По словам Элис, самые разительные перемены произошли в католической церкви. Иерархи и большинство клириков всегда склонялись к мирным, ненасильственным, постепенным шагам, больше тяготея к „гомрулю“, к методам Джона Редмонда и его сторонников из Ирландской парламентской партии, нежели к радикальным сепаратистам „Шинн Фейна“, „Гэльской лиги“, ИРБ и „волонтерам“. После Пасхального восстания все изменилось. Быть может, дело было в том, что за неделю боев восставшие показали себя истинно и пылко верующими. Священники, и среди них — брат Остин, свидетельствовали единодушно: на баррикадах и в захваченных домах, превращенных в опорные пункты, служились мессы, люди исповедовались и причащались, и многие просили благословения перед тем, как открыть огонь. Повсюду неукоснительно и свято соблюдался сухой закон, введенный руководителями восстания. Когда случалось затишье, бойцы преклоняли колени, молились вслух по четкам. Ни один из осужденных на казнь, включая Джеймса Коннолли, заявлявшего о своих социалистических взглядах и слывшего атеистом, не преминул попросить у священника духовное напутствие, прежде чем стать к стенке. Израненного, окровавленного Конноли, сидящего в инвалидном кресле, расстреляли после того, как он приложился к распятию, протянутому ему капелланом. Весь май в Ирландии служили поминальные мессы по мученикам Страстной недели. Каждое воскресенье по окончании службы пастыри в своих проповедях призывали прихожан молиться за души патриотов, расстрелянных британской армией и тайно зарытых где-то. Сэр Джон Максуэлл заявил по этому поводу официальный протест, но епископ О'Дуайер не стал оправдываться, а заступился за своих клириков и сам обвинил генерала, что тот установил „военную диктатуру“ и поступает не по-христиански, устраивая массовые расправы и отказываясь выдавать семьям тела казненных. Британцы, поступая по законам военного времени, хоронили расстрелянных тайно, потому что желали избежать паломничества на их могилы, и ярость, вызванная этими действиями, охватывала даже те слои общества, которые никогда прежде не питали симпатий к радикалам-республиканцам.

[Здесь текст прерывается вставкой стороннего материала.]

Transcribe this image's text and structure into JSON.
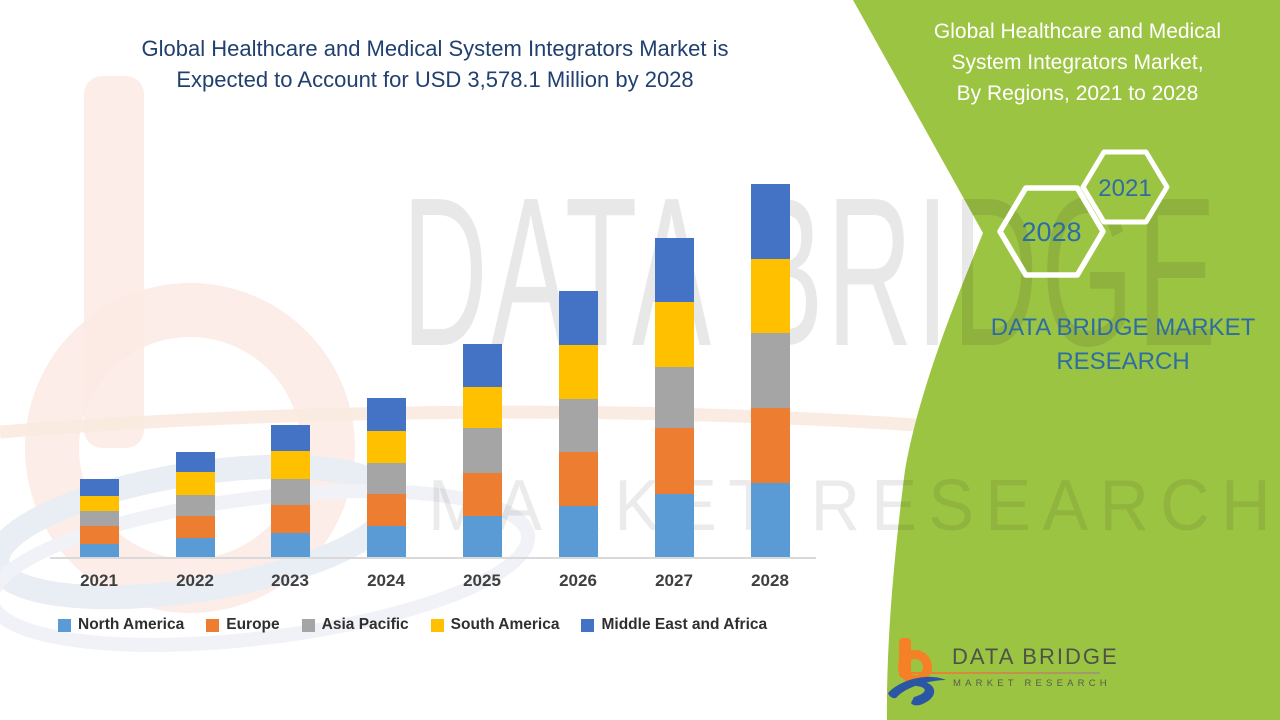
{
  "header": {
    "title_line1": "Global Healthcare and Medical System Integrators Market is",
    "title_line2": "Expected to Account for USD 3,578.1 Million by 2028"
  },
  "side_panel": {
    "bg_color": "#9CC443",
    "title_line1": "Global Healthcare and Medical",
    "title_line2": "System Integrators Market,",
    "title_line3": "By Regions, 2021 to 2028",
    "hex_year_small": "2021",
    "hex_year_large": "2028",
    "brand_line1": "DATA BRIDGE MARKET",
    "brand_line2": "RESEARCH",
    "accent_text_color": "#2E6DA4"
  },
  "watermark": {
    "line1": "DATA BRIDGE",
    "line2": "MARKET RESEARCH"
  },
  "footer_logo": {
    "name": "DATA BRIDGE",
    "tagline": "MARKET RESEARCH",
    "orange": "#F58025",
    "blue": "#2B56A4"
  },
  "chart_data": {
    "type": "bar",
    "stacked": true,
    "title": "Global Healthcare and Medical System Integrators Market, By Regions, 2021 to 2028",
    "annotation": "Expected to account for USD 3,578.1 Million by 2028",
    "unit": "USD Million",
    "categories": [
      "2021",
      "2022",
      "2023",
      "2024",
      "2025",
      "2026",
      "2027",
      "2028"
    ],
    "series": [
      {
        "name": "North America",
        "color": "#5B9BD5",
        "values": [
          134,
          191,
          242,
          306,
          402,
          500,
          612,
          718
        ]
      },
      {
        "name": "Europe",
        "color": "#ED7D31",
        "values": [
          172,
          210,
          265,
          306,
          411,
          510,
          631,
          718
        ]
      },
      {
        "name": "Asia Pacific",
        "color": "#A5A5A5",
        "values": [
          143,
          201,
          249,
          297,
          431,
          512,
          584,
          718
        ]
      },
      {
        "name": "South America",
        "color": "#FFC000",
        "values": [
          143,
          220,
          268,
          306,
          392,
          515,
          622,
          707
        ]
      },
      {
        "name": "Middle East and Africa",
        "color": "#4472C4",
        "values": [
          163,
          191,
          252,
          320,
          409,
          517,
          612,
          717.1
        ]
      }
    ],
    "totals": [
      755,
      1013,
      1276,
      1535,
      2045,
      2554,
      3061,
      3578.1
    ],
    "ylim": [
      0,
      3800
    ],
    "grid": false,
    "y_axis_shown": false,
    "legend_position": "bottom"
  }
}
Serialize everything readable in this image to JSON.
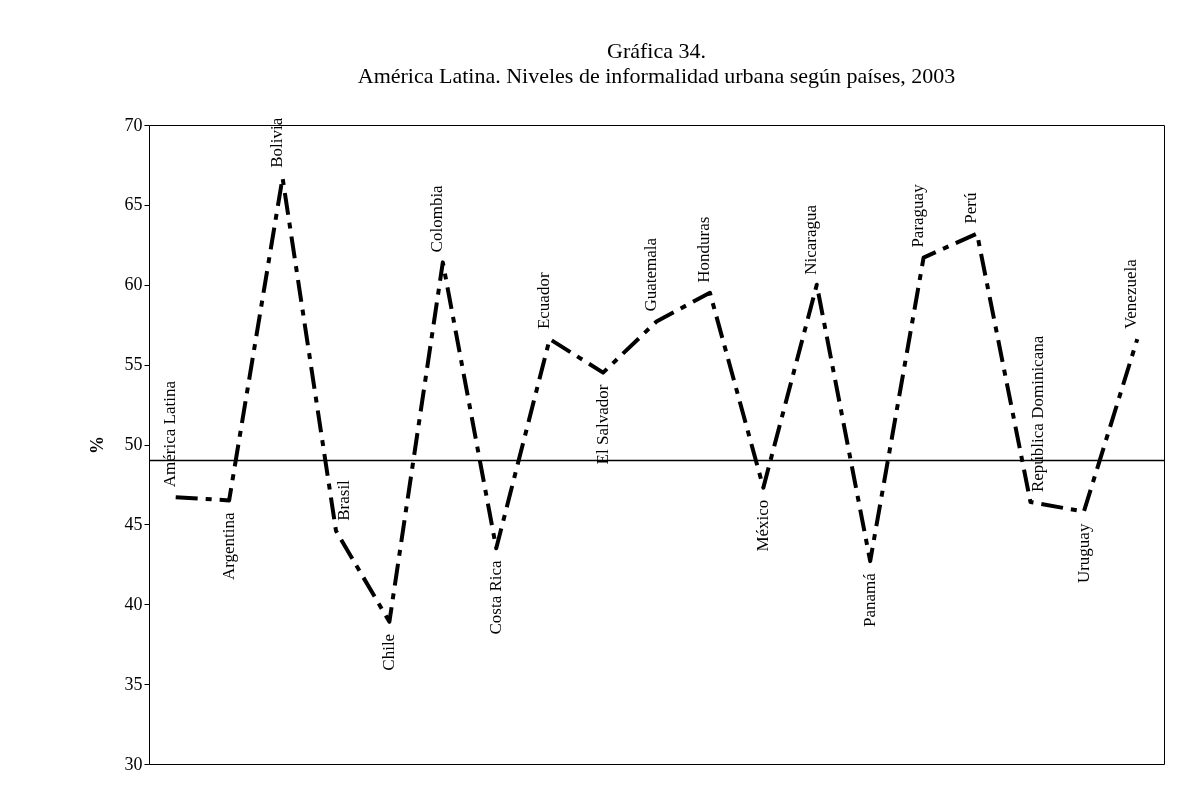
{
  "chart_data": {
    "type": "line",
    "title": "Gráfica 34.",
    "subtitle": "América Latina. Niveles de informalidad urbana según países, 2003",
    "ylabel": "%",
    "categories": [
      "América Latina",
      "Argentina",
      "Bolivia",
      "Brasil",
      "Chile",
      "Colombia",
      "Costa Rica",
      "Ecuador",
      "El Salvador",
      "Guatemala",
      "Honduras",
      "México",
      "Nicaragua",
      "Panamá",
      "Paraguay",
      "Perú",
      "República Dominicana",
      "Uruguay",
      "Venezuela"
    ],
    "series": [
      {
        "color": "#000000",
        "values": [
          46.7,
          46.5,
          66.7,
          44.6,
          38.9,
          61.4,
          43.5,
          56.6,
          54.5,
          57.7,
          59.5,
          47.3,
          60.0,
          42.7,
          61.7,
          63.2,
          46.4,
          45.8,
          56.6
        ]
      }
    ],
    "ylim": [
      30,
      70
    ],
    "yticks": [
      30,
      35,
      40,
      45,
      50,
      55,
      60,
      65,
      70
    ],
    "ref_lines": [
      {
        "axis": "y",
        "value": 49,
        "color": "#000000"
      }
    ],
    "line_style": "dashed",
    "grid": false,
    "legend": false,
    "tick_labels": "y"
  }
}
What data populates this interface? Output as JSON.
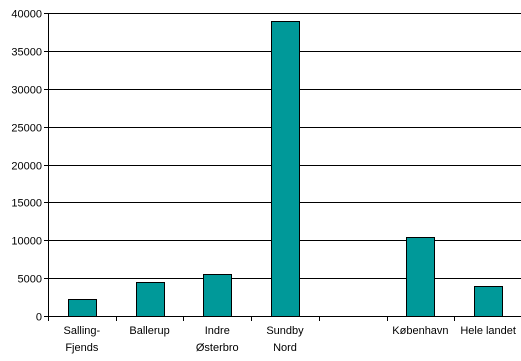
{
  "chart_data": {
    "type": "bar",
    "categories": [
      [
        "Salling-",
        "Fjends"
      ],
      [
        "Ballerup"
      ],
      [
        "Indre",
        "Østerbro"
      ],
      [
        "Sundby",
        "Nord"
      ],
      [
        ""
      ],
      [
        "København"
      ],
      [
        "Hele landet"
      ]
    ],
    "values": [
      2300,
      4500,
      5500,
      39000,
      null,
      10400,
      3900
    ],
    "title": "",
    "xlabel": "",
    "ylabel": "",
    "ylim": [
      0,
      40000
    ],
    "yticks": [
      "0",
      "5000",
      "10000",
      "15000",
      "20000",
      "25000",
      "30000",
      "35000",
      "40000"
    ],
    "grid": "horizontal",
    "legend": "none",
    "colors": {
      "bar": "#009999",
      "bar_stroke": "#000000",
      "grid": "#000000",
      "axis": "#000000"
    }
  }
}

— И в итоге паписты с каждым днем обретают все больший вес, а наше влияние сжимается, как шагреневая кожа в романе Бальзака. Осталось только и нам с тобой, националистам, исповедующим англиканскую веру, обратиться в католичество, — шутя сказала Элис.
— Я, в сущности, так уже сделал, — ответил Роджер. — И политика тут оказалась ни при чем.
— Нет, от меня этого шага ждать не следует. Не забывай, мой отец был пастором. Что ж, я не удивлена — этого следовало ожидать. Помнишь, как на моих „вторниках“ мы подшучивали над тобой?
— Как можно забыть эти вечера в твоем доме? — со вздохом ответил Роджер. — Я кое-что хочу рассказать тебе. Знаешь, у меня теперь много времени для размышлений, и вот я решил подвести баланс — вспомнить, где и когда я был счастлив по-настоящему? И понял — на „вторниках“ в твоем доме на Гроувнор-роуд, дорогая моя Элис. Никогда прежде не говорил тебе об этом, но всякий раз выходил оттуда, как будто осененный благодатью. Почти в экстазе. Просветленный и радостный. Примиренный с жизнью. И думал: „Какая жалость, что я не получил образования, не окончил университет“. Когда слушал тебя и твоих гостей, неизменно чувствовал, что безмерно далек от культуры — примерно как дикари в Конго или в Амазонии.